Avant de tenter de répondre à cette question, faisons la différence entre éducation et formation. Dans une entreprise, la formation doit permettre à un individu d’acquérir ou de renforcer des savoirs, de maîtriser des savoir-faire, d’adopter des gestes professionnels ou des méthodes identifiées. Elle répond à une logique d’aptitude. L’éducation renvoie à un processus par lequel l’entreprise façonne durablement des manières de raisonner, des critères implicites de décision, des hiérarchies de priorités,des rapports au pouvoir, au risque, au temps, à l’erreur,des seuils de tolérance à la surcharge ou à l’ambiguïté, etc. Il s’agit d’une logique de structuration cognitive et normative, pas d'acquisition de compétences isolées. L’éducation organisationnelle est continue : elle opère chaque jour. Mais elle est largement implicite : elle s’apprend par l’expérience vécue. Dès lors, certains affirment que l’entreprise serait devenue un lieu éducatif. Pris au pied de la lettre, l’argument n’a rien de réellement nouveau. Toute organisation a toujours socialisé ses membres à travers sa culture : croyances partagées, valeurs proclamées ou vécues, normes de comportement explicites ou tacites. Ce qui change ne réside donc pas dans l’existence de cette fonction de socialisation mais dans sa nature, son intensité et ses modalités de transmission. Trois évolutions structurelles en modifient la portée.

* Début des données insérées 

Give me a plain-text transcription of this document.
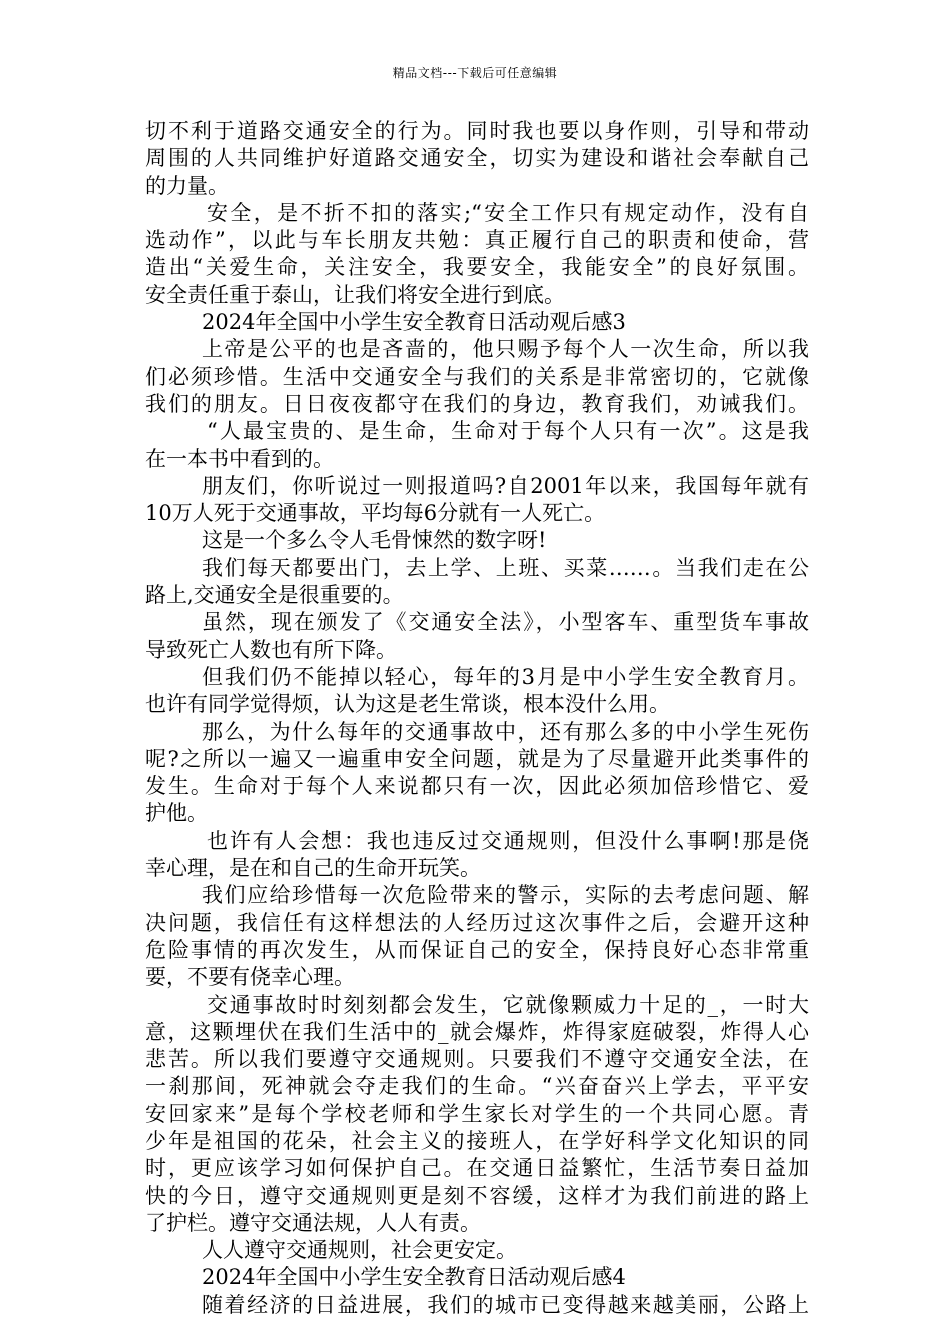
精品文档---下载后可任意编辑
切不利于道路交通安全的行为。同时我也要以身作则，引导和带动
周围的人共同维护好道路交通安全，切实为建设和谐社会奉献自己
的力量。
安全，是不折不扣的落实;“安全工作只有规定动作，没有自
选动作”，以此与车长朋友共勉：真正履行自己的职责和使命，营
造出“关爱生命，关注安全，我要安全，我能安全”的良好氛围。
安全责任重于泰山，让我们将安全进行到底。
2024年全国中小学生安全教育日活动观后感3
上帝是公平的也是吝啬的，他只赐予每个人一次生命，所以我
们必须珍惜。生活中交通安全与我们的关系是非常密切的，它就像
我们的朋友。日日夜夜都守在我们的身边，教育我们，劝诫我们。
“人最宝贵的、是生命，生命对于每个人只有一次”。这是我
在一本书中看到的。
朋友们，你听说过一则报道吗?自2001年以来，我国每年就有
10万人死于交通事故，平均每6分就有一人死亡。
这是一个多么令人毛骨悚然的数字呀!
我们每天都要出门，去上学、上班、买菜……。当我们走在公
路上,交通安全是很重要的。
虽然，现在颁发了《交通安全法》，小型客车、重型货车事故
导致死亡人数也有所下降。
但我们仍不能掉以轻心，每年的3月是中小学生安全教育月。
也许有同学觉得烦，认为这是老生常谈，根本没什么用。
那么，为什么每年的交通事故中，还有那么多的中小学生死伤
呢?之所以一遍又一遍重申安全问题，就是为了尽量避开此类事件的
发生。生命对于每个人来说都只有一次，因此必须加倍珍惜它、爱
护他。
也许有人会想：我也违反过交通规则，但没什么事啊!那是侥
幸心理，是在和自己的生命开玩笑。
我们应给珍惜每一次危险带来的警示，实际的去考虑问题、解
决问题，我信任有这样想法的人经历过这次事件之后，会避开这种
危险事情的再次发生，从而保证自己的安全，保持良好心态非常重
要，不要有侥幸心理。
交通事故时时刻刻都会发生，它就像颗威力十足的_，一时大
意，这颗埋伏在我们生活中的_就会爆炸，炸得家庭破裂，炸得人心
悲苦。所以我们要遵守交通规则。只要我们不遵守交通安全法，在
一刹那间，死神就会夺走我们的生命。“兴奋奋兴上学去，平平安
安回家来”是每个学校老师和学生家长对学生的一个共同心愿。青
少年是祖国的花朵，社会主义的接班人，在学好科学文化知识的同
时，更应该学习如何保护自己。在交通日益繁忙，生活节奏日益加
快的今日，遵守交通规则更是刻不容缓，这样才为我们前进的路上
了护栏。遵守交通法规，人人有责。
人人遵守交通规则，社会更安定。
2024年全国中小学生安全教育日活动观后感4
随着经济的日益进展，我们的城市已变得越来越美丽，公路上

Hors travail industriel (et encore...) le travail contemporain repose de moins en moins sur l’application de règles stabilisées et de plus en plus sur des capacités de jugement local, d’arbitrage et d’interprétation. Les situations sont moins répétables, les décisions plus contextualisées, les repères plus mouvants. Il ne s’agit plus seulement de savoir quoi faire, mais de décider comment faire dans des configurations toujours - partiellement - inédites.
Ensuite, le développement du travail hybride a affaibli les mécanismes traditionnels de transmission culturelle par immersion. Ce qui s’apprenait autrefois par observation continue — réunions, échanges informels, mimétisme professionnel — devient discontinu. Les normes ne disparaissent pas, mais elles cessent d’être visibles. Elles doivent être interprétées et souvent au prix de malentendus durables !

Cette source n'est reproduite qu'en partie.